Consider the following argument, where the universe of discourse is the set of people.
- All human beings are from Earth.
- Every person is a human being.
- Therefore, every person is from Earth
Let $H(x)$ denote "$x$ is a human being" and $E(x)$ denote "$x$ is from Earth." The premises are therefore $\forall x\;{(H(x) \rightarrow E(x))}$ and $\forall x\;{H(x)}$ and the conclusion is $\forall x \;{E(x)}$. Apply the following rules of inference. \begin{array}{lll} 1. & \forall x\;{(H(x) \rightarrow E(x))} & \\ 2. & \forall x\;{H(x)} & \therefore \forall x\;{E(x)} \\ \hline 3. & H(c) \rightarrow E(c) & \text{Universal Instantiation (1)} \\ 4. & H(c) & \text{Universal Instantiation (2)} \\ 5. & E(c) & \text{Modus Ponens (3,4)} \\ 6. & \forall x\;{E(x)} & \text{Universal Generalization (5)} \\ \end{array} Since we were able to derive the conclusion from the premises using the rules of inference, the argument is valid. Notice that in Step 6, we chose to apply Universal Generalization and used the object $c$. This is valid because we could have performed the instantiations in Steps 3 and 4 with any object, and so $c$ could be any object in the universe of discourse.
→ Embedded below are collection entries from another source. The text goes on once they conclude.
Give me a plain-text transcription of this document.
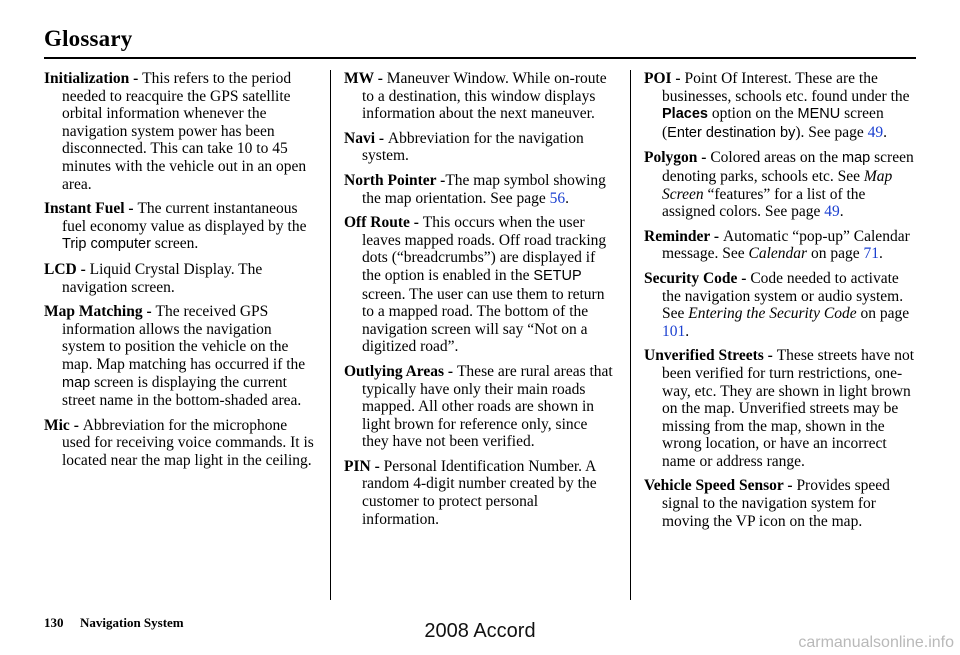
Glossary

Initialization - This refers to the period needed to reacquire the GPS satellite orbital information whenever the navigation system power has been disconnected. This can take 10 to 45 minutes with the vehicle out in an open area.

Instant Fuel - The current instantaneous fuel economy value as displayed by the Trip computer screen.

LCD - Liquid Crystal Display. The navigation screen.

Map Matching - The received GPS information allows the navigation system to position the vehicle on the map. Map matching has occurred if the map screen is displaying the current street name in the bottom-shaded area.

Mic - Abbreviation for the microphone used for receiving voice commands. It is located near the map light in the ceiling.

MW - Maneuver Window. While on-route to a destination, this window displays information about the next maneuver.

Navi - Abbreviation for the navigation system.

North Pointer -The map symbol showing the map orientation. See page 56.

Off Route - This occurs when the user leaves mapped roads. Off road tracking dots (“breadcrumbs”) are displayed if the option is enabled in the SETUP screen. The user can use them to return to a mapped road. The bottom of the navigation screen will say “Not on a digitized road”.

Outlying Areas - These are rural areas that typically have only their main roads mapped. All other roads are shown in light brown for reference only, since they have not been verified.

PIN - Personal Identification Number. A random 4-digit number created by the customer to protect personal information.

POI - Point Of Interest. These are the businesses, schools etc. found under the Places option on the MENU screen (Enter destination by). See page 49.

Polygon - Colored areas on the map screen denoting parks, schools etc. See Map Screen “features” for a list of the assigned colors. See page 49.

Reminder - Automatic “pop-up” Calendar message. See Calendar on page 71.

Security Code - Code needed to activate the navigation system or audio system. See Entering the Security Code on page 101.

Unverified Streets - These streets have not been verified for turn restrictions, one-way, etc. They are shown in light brown on the map. Unverified streets may be missing from the map, shown in the wrong location, or have an incorrect name or address range.

Vehicle Speed Sensor - Provides speed signal to the navigation system for moving the VP icon on the map.

130 Navigation System	2008 Accord
carmanualsonline.info
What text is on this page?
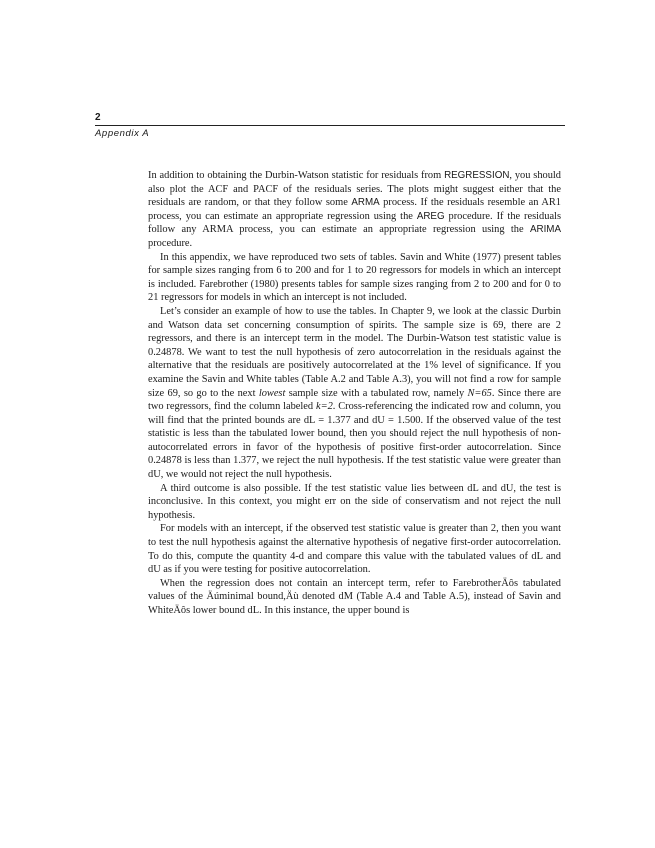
2
Appendix A

In addition to obtaining the Durbin-Watson statistic for residuals from REGRESSION, you should also plot the ACF and PACF of the residuals series. The plots might suggest either that the residuals are random, or that they follow some ARMA process. If the residuals resemble an AR1 process, you can estimate an appropriate regression using the AREG procedure. If the residuals follow any ARMA process, you can estimate an appropriate regression using the ARIMA procedure.

In this appendix, we have reproduced two sets of tables. Savin and White (1977) present tables for sample sizes ranging from 6 to 200 and for 1 to 20 regressors for models in which an intercept is included. Farebrother (1980) presents tables for sample sizes ranging from 2 to 200 and for 0 to 21 regressors for models in which an intercept is not included.

Let’s consider an example of how to use the tables. In Chapter 9, we look at the classic Durbin and Watson data set concerning consumption of spirits. The sample size is 69, there are 2 regressors, and there is an intercept term in the model. The Durbin-Watson test statistic value is 0.24878. We want to test the null hypothesis of zero autocorrelation in the residuals against the alternative that the residuals are positively autocorrelated at the 1% level of significance. If you examine the Savin and White tables (Table A.2 and Table A.3), you will not find a row for sample size 69, so go to the next lowest sample size with a tabulated row, namely N=65. Since there are two regressors, find the column labeled k=2. Cross-referencing the indicated row and column, you will find that the printed bounds are dL = 1.377 and dU = 1.500. If the observed value of the test statistic is less than the tabulated lower bound, then you should reject the null hypothesis of non-autocorrelated errors in favor of the hypothesis of positive first-order autocorrelation. Since 0.24878 is less than 1.377, we reject the null hypothesis. If the test statistic value were greater than dU, we would not reject the null hypothesis.

A third outcome is also possible. If the test statistic value lies between dL and dU, the test is inconclusive. In this context, you might err on the side of conservatism and not reject the null hypothesis.

For models with an intercept, if the observed test statistic value is greater than 2, then you want to test the null hypothesis against the alternative hypothesis of negative first-order autocorrelation. To do this, compute the quantity 4-d and compare this value with the tabulated values of dL and dU as if you were testing for positive autocorrelation.

When the regression does not contain an intercept term, refer to FarebrotherÄôs tabulated values of the Äúminimal bound,Äù denoted dM (Table A.4 and Table A.5), instead of Savin and WhiteÄôs lower bound dL. In this instance, the upper bound is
The next example will help to illustrate when Universal Generalization may not be applied.

Consider the following argument, where the universe of discourse is the set of people.
- If John knows discrete mathematics, he will pass this course.
- John knows discrete mathematics.
- Therefore, everyone will pass this course
Let $D(x)$ denote "$x$ knows discrete mathematics", $P(x)$ denote "$x$ will pass this course" and $j$ denote John. The premises are therefore $D(j) \rightarrow P(j)$ and $D(j)$ and the conclusion is $\forall x\;{P(x)}$. One might be tempted to apply the following rules of inference. \begin{array}{lll} 1. & D(j) \rightarrow P(j) & \\ 2. & D(j) & \therefore \forall x\;{P(x)} \\ \hline 3. & P(j) & \text{Modus Ponens} (1,2) \\ 4. & \forall x\;{P(x)} & \text{Universal Generalization (3)} \\ \end{array} The Universal Generalization applied in Step 4 is not valid since $j$ represents only John and not necessarily any object in the universe of discourse. By itself, this does not show that the argument is invalid, however, since this simply may not be the correct way to prove it. To show the argument is invalid, we need to assign truth values such that the premises are true but the conclusion is false. Set $D(j) = T$, $P(j) = T$ so that the premises are true, but set $P(a) = F$ for some person $a$ to make the conclusion false. Therefore, the argument is invalid.